Activist and MendoFever contributor Keri Ann Bourne has been on site since the beginning of the controversy on Wednesday night when we published her call to action encouraging Mendocino County residents to contact their representative to protect the birds.
Bourne, along with a tenant of the property, sought the perspective of an independent arborist who disagreed with PG&E’s conclusion that the tree was dead, stating it had at least five years of life left.
Disagreeing with PG&E’s characterization of the nest as inactive, Bourne described speaking with multiple people on sight who witnessed an eagle gathering nest-making material indicating to them the nest was indeed active.
Bourne said while on-site, she watched PG&E initially insist on going forward with the felling of the tree. Today, the company’s approach shifted and PG&E chose to seek solutions that would protect the pine tree while mitigating fire risk.
Initially, PG&E had been communicating with the property owners regarding the falling of the tree but as the January 15 deadline crept closer and PG&E workers were deployed to the site, By the time PG&E employees arrived, Bourne told us the property owner had decided the Bald Eagles had to be protected.

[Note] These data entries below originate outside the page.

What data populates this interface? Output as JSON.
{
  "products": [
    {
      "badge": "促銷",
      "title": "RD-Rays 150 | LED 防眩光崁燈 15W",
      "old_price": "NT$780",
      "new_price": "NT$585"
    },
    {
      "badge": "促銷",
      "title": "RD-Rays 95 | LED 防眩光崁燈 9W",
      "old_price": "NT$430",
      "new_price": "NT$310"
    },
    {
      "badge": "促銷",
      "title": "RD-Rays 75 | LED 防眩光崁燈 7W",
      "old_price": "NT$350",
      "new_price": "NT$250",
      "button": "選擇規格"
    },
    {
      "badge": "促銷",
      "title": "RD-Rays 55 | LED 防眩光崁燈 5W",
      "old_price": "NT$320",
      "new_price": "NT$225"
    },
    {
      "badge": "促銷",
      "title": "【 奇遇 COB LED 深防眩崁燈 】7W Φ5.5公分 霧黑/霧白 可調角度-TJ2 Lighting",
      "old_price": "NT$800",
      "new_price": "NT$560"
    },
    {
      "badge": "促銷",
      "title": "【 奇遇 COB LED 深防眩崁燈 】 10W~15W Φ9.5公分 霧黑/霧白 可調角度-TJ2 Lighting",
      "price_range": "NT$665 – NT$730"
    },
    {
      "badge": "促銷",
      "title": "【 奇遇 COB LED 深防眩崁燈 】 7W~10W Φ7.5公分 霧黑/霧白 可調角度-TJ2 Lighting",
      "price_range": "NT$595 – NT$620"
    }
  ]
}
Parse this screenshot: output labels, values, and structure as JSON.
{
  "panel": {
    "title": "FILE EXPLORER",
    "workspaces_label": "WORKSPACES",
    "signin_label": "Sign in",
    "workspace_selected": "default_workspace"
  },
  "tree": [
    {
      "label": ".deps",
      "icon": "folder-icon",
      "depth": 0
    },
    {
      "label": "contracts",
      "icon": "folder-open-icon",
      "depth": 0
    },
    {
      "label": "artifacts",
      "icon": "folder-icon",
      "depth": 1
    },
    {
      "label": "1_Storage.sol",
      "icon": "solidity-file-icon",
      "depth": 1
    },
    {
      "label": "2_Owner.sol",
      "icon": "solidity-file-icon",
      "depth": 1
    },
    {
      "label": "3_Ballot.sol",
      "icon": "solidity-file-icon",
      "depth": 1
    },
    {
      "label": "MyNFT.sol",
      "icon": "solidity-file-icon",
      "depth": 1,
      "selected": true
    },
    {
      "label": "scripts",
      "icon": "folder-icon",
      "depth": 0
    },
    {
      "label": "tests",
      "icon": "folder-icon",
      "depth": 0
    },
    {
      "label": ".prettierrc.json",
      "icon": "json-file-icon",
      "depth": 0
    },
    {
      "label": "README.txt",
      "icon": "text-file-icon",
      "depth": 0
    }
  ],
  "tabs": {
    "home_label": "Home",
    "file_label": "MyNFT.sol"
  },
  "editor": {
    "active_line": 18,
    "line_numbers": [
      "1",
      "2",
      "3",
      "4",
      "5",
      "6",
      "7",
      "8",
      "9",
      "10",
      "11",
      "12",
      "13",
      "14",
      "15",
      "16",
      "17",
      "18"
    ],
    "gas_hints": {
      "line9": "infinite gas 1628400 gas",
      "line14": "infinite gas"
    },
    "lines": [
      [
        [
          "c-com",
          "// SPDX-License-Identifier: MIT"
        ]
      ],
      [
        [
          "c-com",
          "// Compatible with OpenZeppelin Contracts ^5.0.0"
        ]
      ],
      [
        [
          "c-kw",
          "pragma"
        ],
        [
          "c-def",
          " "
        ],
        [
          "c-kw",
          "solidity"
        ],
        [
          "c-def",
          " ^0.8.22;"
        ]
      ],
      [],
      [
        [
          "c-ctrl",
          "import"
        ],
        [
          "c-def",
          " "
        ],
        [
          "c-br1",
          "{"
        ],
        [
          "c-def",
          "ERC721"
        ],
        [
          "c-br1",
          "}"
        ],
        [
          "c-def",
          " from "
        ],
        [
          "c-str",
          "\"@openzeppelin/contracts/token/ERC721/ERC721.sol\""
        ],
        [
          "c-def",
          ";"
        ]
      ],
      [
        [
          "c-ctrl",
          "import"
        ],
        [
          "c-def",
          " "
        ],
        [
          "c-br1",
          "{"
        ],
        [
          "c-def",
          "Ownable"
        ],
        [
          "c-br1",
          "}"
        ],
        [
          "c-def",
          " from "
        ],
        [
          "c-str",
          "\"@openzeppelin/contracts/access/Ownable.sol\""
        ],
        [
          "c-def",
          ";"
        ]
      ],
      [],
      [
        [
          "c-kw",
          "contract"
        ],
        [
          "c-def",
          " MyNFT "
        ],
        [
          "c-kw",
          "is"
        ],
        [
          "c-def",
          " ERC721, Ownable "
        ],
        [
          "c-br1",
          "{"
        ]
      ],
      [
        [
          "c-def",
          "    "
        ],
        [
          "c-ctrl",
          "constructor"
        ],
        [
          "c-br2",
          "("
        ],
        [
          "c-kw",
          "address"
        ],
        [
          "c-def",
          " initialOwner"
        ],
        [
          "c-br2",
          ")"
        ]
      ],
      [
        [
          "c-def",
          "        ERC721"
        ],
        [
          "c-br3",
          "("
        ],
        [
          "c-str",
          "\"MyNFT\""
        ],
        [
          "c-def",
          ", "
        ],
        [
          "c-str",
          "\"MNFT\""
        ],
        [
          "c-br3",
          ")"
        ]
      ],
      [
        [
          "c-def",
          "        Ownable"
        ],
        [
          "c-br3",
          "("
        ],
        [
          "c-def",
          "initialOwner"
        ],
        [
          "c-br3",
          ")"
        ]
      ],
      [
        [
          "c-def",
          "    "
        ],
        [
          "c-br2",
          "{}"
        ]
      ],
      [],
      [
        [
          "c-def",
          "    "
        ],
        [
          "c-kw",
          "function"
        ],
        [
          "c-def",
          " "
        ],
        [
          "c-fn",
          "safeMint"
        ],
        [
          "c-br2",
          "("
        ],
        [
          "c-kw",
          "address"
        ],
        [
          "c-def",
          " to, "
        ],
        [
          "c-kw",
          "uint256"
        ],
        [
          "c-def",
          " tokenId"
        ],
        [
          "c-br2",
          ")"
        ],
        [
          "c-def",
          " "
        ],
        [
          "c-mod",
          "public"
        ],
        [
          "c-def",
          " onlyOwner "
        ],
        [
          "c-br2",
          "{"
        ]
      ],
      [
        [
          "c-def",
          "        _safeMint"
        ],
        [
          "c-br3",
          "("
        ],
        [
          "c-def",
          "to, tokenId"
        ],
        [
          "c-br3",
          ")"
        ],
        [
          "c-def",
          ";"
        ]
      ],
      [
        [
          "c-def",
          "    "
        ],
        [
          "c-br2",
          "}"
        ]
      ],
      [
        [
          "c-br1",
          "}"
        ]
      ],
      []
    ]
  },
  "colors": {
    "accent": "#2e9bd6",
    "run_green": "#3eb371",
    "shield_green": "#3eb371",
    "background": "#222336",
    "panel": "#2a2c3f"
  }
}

Spokeswoman Contreras described possible solutions going forward including the rerouting of the powerlines or potentially having to shut off power to the location.
Contreras told us candidly that today’s dialogue was PG&E working to be transparent, open to community input, and build trust. “We have full-time environmentalists at PG&E for a reason. We don’t want to disturb any wildlife or habitat.”
Bourne said she felt like the recent standoff was a win for the Bald Eagles but expressed concern for their unsure future predicting concerned community members would have to advocate for their conservation in August 2022 when the mating season is formally over.